Ghana was the first sub-Saharan African country to break free from colonial domination. And since then it had been the beacon of the liberation struggle.

We believed, as President Nkrumah said, that independence of Ghana is meaningless unless it’s linked with the total liberation of the African continent. And so Ghana became the headquarters of the liberation struggle.

And I felt proud as the President of Ghana when I’m going to other countries and had the presidents walk up to me and tell of how they lived in Ghana, and they remember Osu, and they remember some of the nightclubs they used to go to here. And they proudly tell me that: “I still have my Ghanaian passport that Dr. Nkrumah gave to me.”
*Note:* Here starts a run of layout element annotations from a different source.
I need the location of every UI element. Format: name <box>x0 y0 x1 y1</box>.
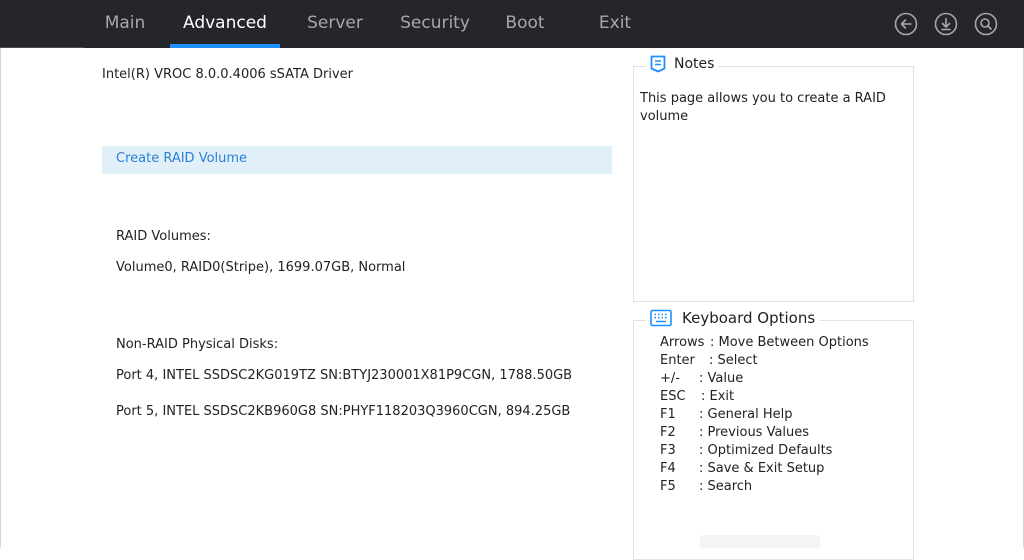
nav-left-spacer <box>0 0 84 48</box>
keyboard-options-title: Keyboard Options <box>682 309 816 327</box>
key-description: : Select <box>709 353 758 368</box>
keyboard-icon <box>650 309 672 327</box>
key-label: F4 <box>660 461 676 476</box>
key-description: : Save & Exit Setup <box>699 461 825 476</box>
create-raid-volume-label: Create RAID Volume <box>116 151 248 166</box>
key-option-row: F5 : Search <box>660 479 752 494</box>
keyboard-options-header: Keyboard Options <box>646 309 820 327</box>
download-icon[interactable] <box>934 12 958 36</box>
tab-main[interactable]: Main <box>97 0 153 48</box>
notes-title: Notes <box>674 56 715 72</box>
notes-panel-header: Notes <box>646 55 719 73</box>
non-raid-disk-item: Port 4, INTEL SSDSC2KG019TZ SN:BTYJ23000… <box>116 368 573 383</box>
frame-left-border <box>0 48 1 548</box>
key-description: : Exit <box>701 389 735 404</box>
key-option-row: F4 : Save & Exit Setup <box>660 461 824 476</box>
key-option-row: Enter : Select <box>660 353 758 368</box>
non-raid-disks-header: Non-RAID Physical Disks: <box>116 337 279 352</box>
key-label: F3 <box>660 443 676 458</box>
keyboard-options-panel: Keyboard Options Arrows : Move Between Op… <box>633 309 914 560</box>
raid-volumes-header: RAID Volumes: <box>116 229 211 244</box>
notes-panel: Notes This page allows you to create a R… <box>633 55 914 302</box>
main-content: Intel(R) VROC 8.0.0.4006 sSATA Driver Cr… <box>102 48 612 548</box>
key-label: Arrows <box>660 335 705 350</box>
notes-text: This page allows you to create a RAID vo… <box>640 91 886 124</box>
notes-icon <box>650 55 666 73</box>
create-raid-volume-item[interactable]: Create RAID Volume <box>102 146 612 174</box>
key-description: : Value <box>699 371 744 386</box>
key-option-row: F1 : General Help <box>660 407 793 422</box>
key-option-row: F3 : Optimized Defaults <box>660 443 832 458</box>
tab-security[interactable]: Security <box>395 0 475 48</box>
key-label: F5 <box>660 479 676 494</box>
key-option-row: Arrows : Move Between Options <box>660 335 869 350</box>
tab-advanced[interactable]: Advanced <box>170 0 280 48</box>
key-description: : Search <box>699 479 753 494</box>
driver-title: Intel(R) VROC 8.0.0.4006 sSATA Driver <box>102 67 353 82</box>
bottom-button-edge <box>700 535 820 548</box>
tab-boot[interactable]: Boot <box>500 0 550 48</box>
top-navigation-bar: Main Advanced Server Security Boot Exit <box>0 0 1024 48</box>
search-icon[interactable] <box>974 12 998 36</box>
back-icon[interactable] <box>894 12 918 36</box>
non-raid-disk-item: Port 5, INTEL SSDSC2KB960G8 SN:PHYF11820… <box>116 404 571 419</box>
raid-volume-item[interactable]: Volume0, RAID0(Stripe), 1699.07GB, Norma… <box>116 260 405 275</box>
key-label: ESC <box>660 389 686 404</box>
key-option-row: F2 : Previous Values <box>660 425 809 440</box>
key-option-row: +/- : Value <box>660 371 743 386</box>
key-label: F2 <box>660 425 676 440</box>
key-label: Enter <box>660 353 695 368</box>
key-label: +/- <box>660 371 680 386</box>
tab-server[interactable]: Server <box>300 0 370 48</box>
key-description: : Previous Values <box>699 425 810 440</box>
key-description: : General Help <box>699 407 793 422</box>
key-description: : Move Between Options <box>710 335 869 350</box>
tab-exit[interactable]: Exit <box>595 0 635 48</box>
key-label: F1 <box>660 407 676 422</box>
key-option-row: ESC : Exit <box>660 389 734 404</box>
key-description: : Optimized Defaults <box>699 443 833 458</box>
And so Ghana has continued to be that beacon that promotes Pan-Africanism. And so, in signing these instruments of citizenship, I’m just following in the footsteps of what the founder of our nation began, Dr. Kwame Nkrumah.

In July this year, we passed another historic legislation that gives all Africans, all persons carrying passports of African countries, the right to apply for visas on arrival. And that has facilitated travel of Africans into Ghana.

I believe that this privilege can be extended to the diaspora to allow all persons, you know, of the diaspora—Africans—to be able to visit not only Ghana, but all other African countries, without the necessity of having to travel to embassies abroad to apply for visas.

I do believe that this is a win-win. Our brothers and sisters who live in the diaspora have acquired skills that are useful to the motherland. And so by allowing you to come and go freely, and even to reside, you bring back those skills to the motherland and help us to develop our continent.

And so let me congratulate those of you who are receiving citizenship today. I believe you’re not going to be the last. This should be the first.

And I’d just like to say that the minister read the act which has some very inimical and unpleasant things in there, but it will not come to that. It’s your right. You’re Ghanaians. You’re gonna live here. You’re gonna live as brothers and sisters. And you’re gonna be forever.

And so on behalf of the government and your brothers and sisters, Ghanaians, I wish to warmly welcome you back home.

And to say that, as we say in the Akan language: Akwaaba.

And it is my hope that this citizenship that has been restored to you will be one that will be beneficial to you coming home, and those of us here. I believe that you bring back some of the benefits of learning, of science, and so many things back home. And I believe and hope that it will be of benefit to your brothers and sisters you left back home.

Thank you very much. May God richly bless all of you. Thank you.